We started with a very small, easy-to-type situation. Volatility caused the complexity of the model to balloon quickly. We had a lot of unknowns (optional fields represented with Maybe). We began to rely more on runtime checks. Then when we added the need for flexibility to add and remove fields of different types, even more of the safety was moved to runtime. Until, finally, we were left with a model of data very much like what we find in Clojure---a map of string-like keys to values of any type. We then devised a very simple first version of a kind of runtime type check like Clojure Spec.

After all these steps, we landed on the very model that Clojure starts with. Is this a vindication of the Clojure way? No. However, it does explain the kind of situation a Clojure program thrives in. Clojure's design assumes that things often get to this point anyway, so why not start there? When that assumption is true, Clojure is a great tool. I'll state the design premise like this: sufficiently volatile data prefers a flexible model with optional runtime checks. And often, things are sufficiently volatile.

Clojure's data model handles volatility very well. And the language, with its huge library of data-oriented functions, always feels like it has foreseen issues you will run into. These are the parts of the language I miss most when I use a statically typed language. I feel like I eventually rebuild a significant part of Clojure anyway.

But we can also see the other side. There are lots of situations that never get to where we wound up.

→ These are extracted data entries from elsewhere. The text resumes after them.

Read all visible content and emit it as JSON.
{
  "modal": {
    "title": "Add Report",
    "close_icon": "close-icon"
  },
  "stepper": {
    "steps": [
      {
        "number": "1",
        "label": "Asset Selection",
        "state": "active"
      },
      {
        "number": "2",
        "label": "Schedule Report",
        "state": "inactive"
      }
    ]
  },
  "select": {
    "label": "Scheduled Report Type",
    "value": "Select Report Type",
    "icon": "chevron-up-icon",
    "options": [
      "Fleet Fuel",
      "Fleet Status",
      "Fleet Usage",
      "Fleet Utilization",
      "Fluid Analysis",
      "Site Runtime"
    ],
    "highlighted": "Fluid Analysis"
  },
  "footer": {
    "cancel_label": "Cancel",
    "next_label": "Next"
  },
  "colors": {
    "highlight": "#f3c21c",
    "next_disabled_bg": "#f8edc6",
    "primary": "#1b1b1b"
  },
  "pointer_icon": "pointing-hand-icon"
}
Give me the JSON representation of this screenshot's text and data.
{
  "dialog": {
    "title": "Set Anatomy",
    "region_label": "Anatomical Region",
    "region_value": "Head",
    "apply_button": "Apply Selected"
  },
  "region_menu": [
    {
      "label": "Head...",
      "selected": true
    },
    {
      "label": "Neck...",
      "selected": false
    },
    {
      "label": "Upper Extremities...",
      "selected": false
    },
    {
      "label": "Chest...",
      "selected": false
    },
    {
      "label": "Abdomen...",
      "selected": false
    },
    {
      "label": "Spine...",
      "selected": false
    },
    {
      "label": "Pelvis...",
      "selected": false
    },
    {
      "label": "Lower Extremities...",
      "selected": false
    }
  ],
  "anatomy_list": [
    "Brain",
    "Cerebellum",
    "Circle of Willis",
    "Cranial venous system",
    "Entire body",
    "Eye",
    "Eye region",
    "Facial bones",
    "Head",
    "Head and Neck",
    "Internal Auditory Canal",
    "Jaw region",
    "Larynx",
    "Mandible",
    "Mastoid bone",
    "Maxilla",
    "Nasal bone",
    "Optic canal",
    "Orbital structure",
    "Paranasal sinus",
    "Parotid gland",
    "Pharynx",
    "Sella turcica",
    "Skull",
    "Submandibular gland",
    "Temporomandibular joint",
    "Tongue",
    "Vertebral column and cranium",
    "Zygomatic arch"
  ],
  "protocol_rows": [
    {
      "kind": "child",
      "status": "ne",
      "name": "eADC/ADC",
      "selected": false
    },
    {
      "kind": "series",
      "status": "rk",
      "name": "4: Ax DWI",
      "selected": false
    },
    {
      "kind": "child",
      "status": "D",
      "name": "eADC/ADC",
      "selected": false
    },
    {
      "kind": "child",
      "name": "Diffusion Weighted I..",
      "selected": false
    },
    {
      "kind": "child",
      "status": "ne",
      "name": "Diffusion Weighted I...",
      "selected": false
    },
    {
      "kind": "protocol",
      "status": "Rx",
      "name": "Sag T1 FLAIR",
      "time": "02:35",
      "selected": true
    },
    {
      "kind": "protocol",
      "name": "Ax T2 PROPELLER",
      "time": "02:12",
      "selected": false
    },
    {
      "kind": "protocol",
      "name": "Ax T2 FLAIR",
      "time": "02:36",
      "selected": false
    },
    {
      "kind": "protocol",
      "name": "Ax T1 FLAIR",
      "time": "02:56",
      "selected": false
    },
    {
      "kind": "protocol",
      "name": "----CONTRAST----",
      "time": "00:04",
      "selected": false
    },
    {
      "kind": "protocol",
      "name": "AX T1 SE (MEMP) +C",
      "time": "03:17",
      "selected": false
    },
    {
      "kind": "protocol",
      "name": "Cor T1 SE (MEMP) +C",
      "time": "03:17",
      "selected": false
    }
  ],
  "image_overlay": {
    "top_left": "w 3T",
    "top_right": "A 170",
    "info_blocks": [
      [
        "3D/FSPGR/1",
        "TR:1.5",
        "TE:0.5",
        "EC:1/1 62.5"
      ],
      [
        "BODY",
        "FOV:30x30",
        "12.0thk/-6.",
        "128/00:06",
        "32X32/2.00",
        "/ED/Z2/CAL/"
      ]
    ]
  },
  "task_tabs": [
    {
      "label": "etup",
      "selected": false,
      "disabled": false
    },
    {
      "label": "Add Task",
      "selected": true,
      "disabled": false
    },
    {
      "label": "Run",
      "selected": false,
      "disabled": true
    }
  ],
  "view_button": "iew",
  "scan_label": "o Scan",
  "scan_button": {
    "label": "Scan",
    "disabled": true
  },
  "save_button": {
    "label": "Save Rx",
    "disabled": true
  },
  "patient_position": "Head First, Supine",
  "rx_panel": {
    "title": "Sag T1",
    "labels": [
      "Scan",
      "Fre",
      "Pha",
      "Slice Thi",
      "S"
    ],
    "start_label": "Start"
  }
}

Many parts of the code don't have so much volatility and it's nice to have the static type system on our side. Clojure doesn't allow us to express those situations. Clojure only gives us the flexible model, which we have to use even when we're not dealing with such volatility. In those times, I miss the help of static typing.

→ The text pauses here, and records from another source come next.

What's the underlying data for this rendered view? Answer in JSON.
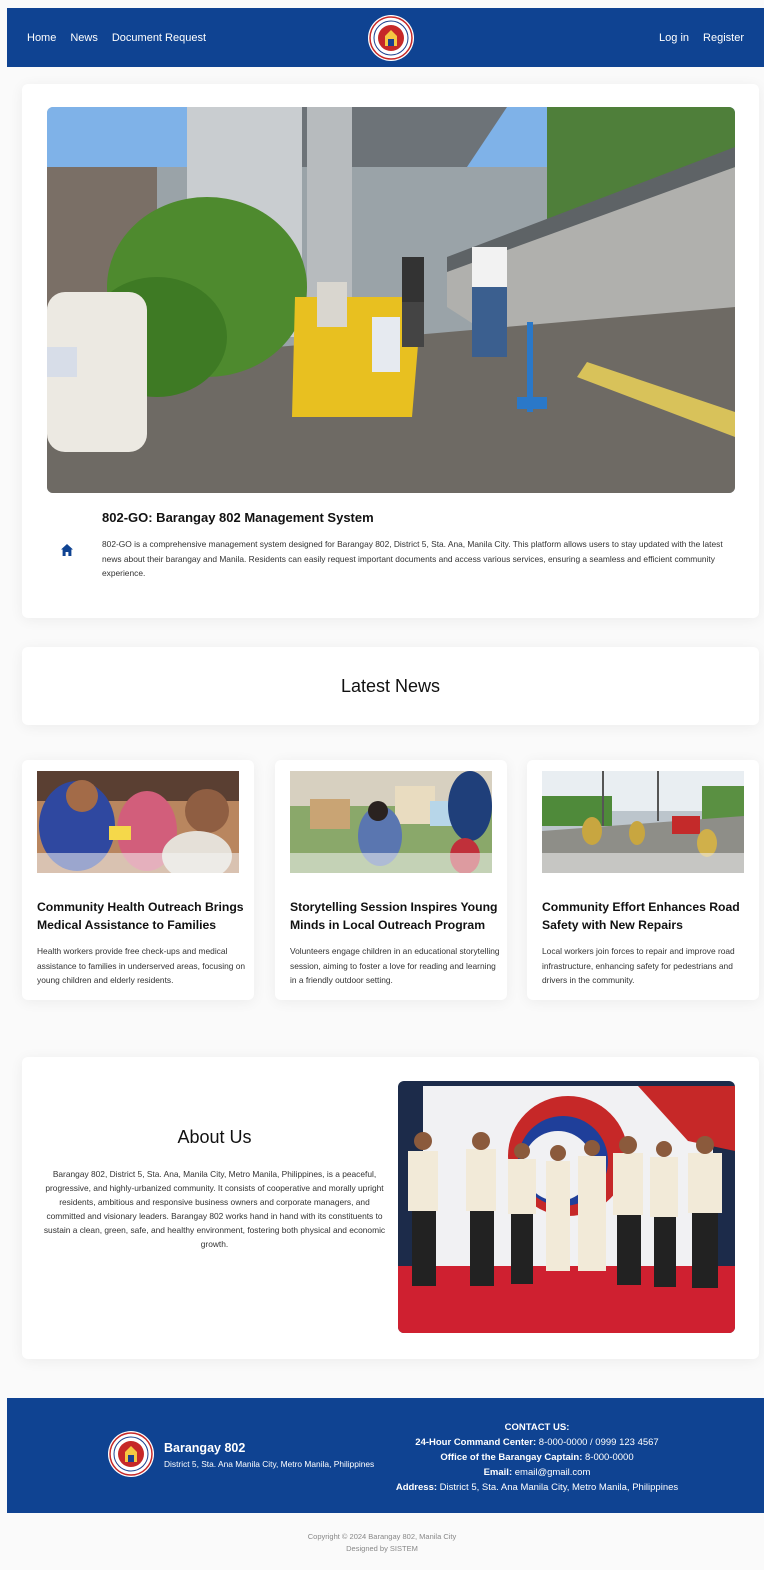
{
  "nav": {
    "home": "Home",
    "news": "News",
    "document_request": "Document Request",
    "login": "Log in",
    "register": "Register"
  },
  "hero": {
    "title": "802-GO: Barangay 802 Management System",
    "description": "802-GO is a comprehensive management system designed for Barangay 802, District 5, Sta. Ana, Manila City. This platform allows users to stay updated with the latest news about their barangay and Manila. Residents can easily request important documents and access various services, ensuring a seamless and efficient community experience."
  },
  "latest_news": {
    "heading": "Latest News",
    "items": [
      {
        "title": "Community Health Outreach Brings Medical Assistance to Families",
        "description": "Health workers provide free check-ups and medical assistance to families in underserved areas, focusing on young children and elderly residents."
      },
      {
        "title": "Storytelling Session Inspires Young Minds in Local Outreach Program",
        "description": "Volunteers engage children in an educational storytelling session, aiming to foster a love for reading and learning in a friendly outdoor setting."
      },
      {
        "title": "Community Effort Enhances Road Safety with New Repairs",
        "description": "Local workers join forces to repair and improve road infrastructure, enhancing safety for pedestrians and drivers in the community."
      }
    ]
  },
  "about": {
    "heading": "About Us",
    "text": "Barangay 802, District 5, Sta. Ana, Manila City, Metro Manila, Philippines, is a peaceful, progressive, and highly-urbanized community. It consists of cooperative and morally upright residents, ambitious and responsive business owners and corporate managers, and committed and visionary leaders. Barangay 802 works hand in hand with its constituents to sustain a clean, green, safe, and healthy environment, fostering both physical and economic growth."
  },
  "footer": {
    "name": "Barangay 802",
    "address": "District 5, Sta. Ana Manila City, Metro Manila, Philippines",
    "contact_heading": "CONTACT US:",
    "command_label": "24-Hour Command Center:",
    "command_value": "8-000-0000 / 0999 123 4567",
    "captain_label": "Office of the Barangay Captain:",
    "captain_value": "8-000-0000",
    "email_label": "Email:",
    "email_value": "email@gmail.com",
    "address_label": "Address:",
    "address_value": "District 5, Sta. Ana Manila City, Metro Manila, Philippines",
    "copyright": "Copyright © 2024 Barangay 802, Manila City",
    "designed_by": "Designed by SISTEM"
  },
  "colors": {
    "primary": "#0f4392",
    "background": "#fafafa"
  },
  "icons": {
    "home": "house-icon",
    "logo": "barangay-seal"
  }
}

Here's the thing: any significant program will have to model things across a spectrum of volatility. We would like to be able to use static typing for areas of low volatility and switch to a data-oriented, dynamic model for areas of high volatility. We need to see that it is not an either-or situation. We should bridge the gap and demand both. I'd love to see Clojure develop a static-type system, and I'd love to see Haskell have better facilities for dealing with uncertain data.

Bridging the gap: ideas

Of course, when I mention type systems for Clojure, many people will be curious about Core Typed's role. I think Core Typed is a valiant effort. It wants to type idiomatic Clojure. That means it wants to type the dynamic stuff that is useful for highly volatile data. It would be great if we could reduce errors in the code dealing with that. However, it is more valuable to type the stuff dealing with less volatile data. That is, things that Haskell is better at than Clojure. I propose a type system, stricter than Core Typed, that can be used in Clojure on select sections of code that are the least volatile. The type system would lock them down further, so it should only be used on the most stable parts of the code.

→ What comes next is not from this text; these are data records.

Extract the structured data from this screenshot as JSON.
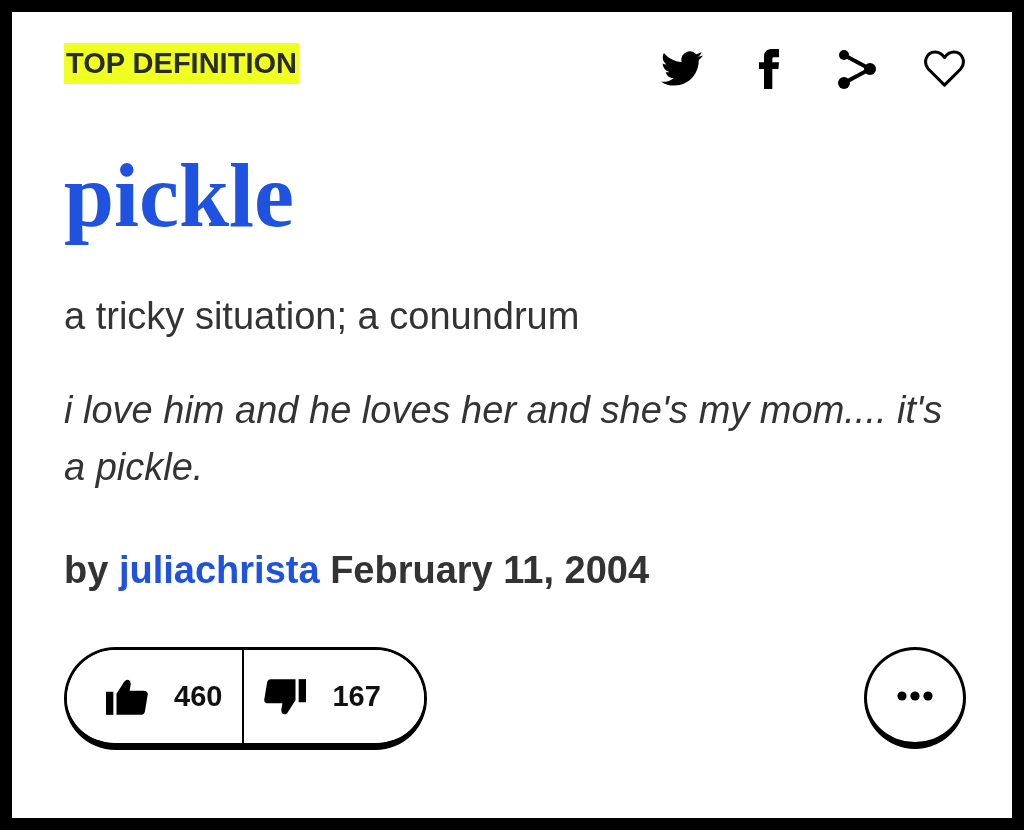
{
  "badge": {
    "label": "TOP DEFINITION"
  },
  "actions": {
    "favorited": false
  },
  "word": "pickle",
  "meaning": "a tricky situation; a conundrum",
  "example": "i love him and he loves her and she's my mom.... it's a pickle.",
  "byline": {
    "prefix": "by",
    "author": "juliachrista",
    "date": "February 11, 2004"
  },
  "votes": {
    "up": "460",
    "down": "167"
  }
}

Of course, I am not well-versed enough in Haskell to say what it needs to handle the volatile data that Clojure excels at. However, I will open a line of discussion. I imagine an algebraic data type (ADT) that represents edn, similar to the ADT that represents JSON. And then a suite of functions that operate on it in a unitype way. That is, they are partial functions that are accepted by the community as such. It somehow works for Clojure, so why not for the most volatile data that Haskell handles? That unitype ethos, coupled with the "open map" ethos of Clojure, could bridge the gap.

I'd love to hear your constructive thoughts on this.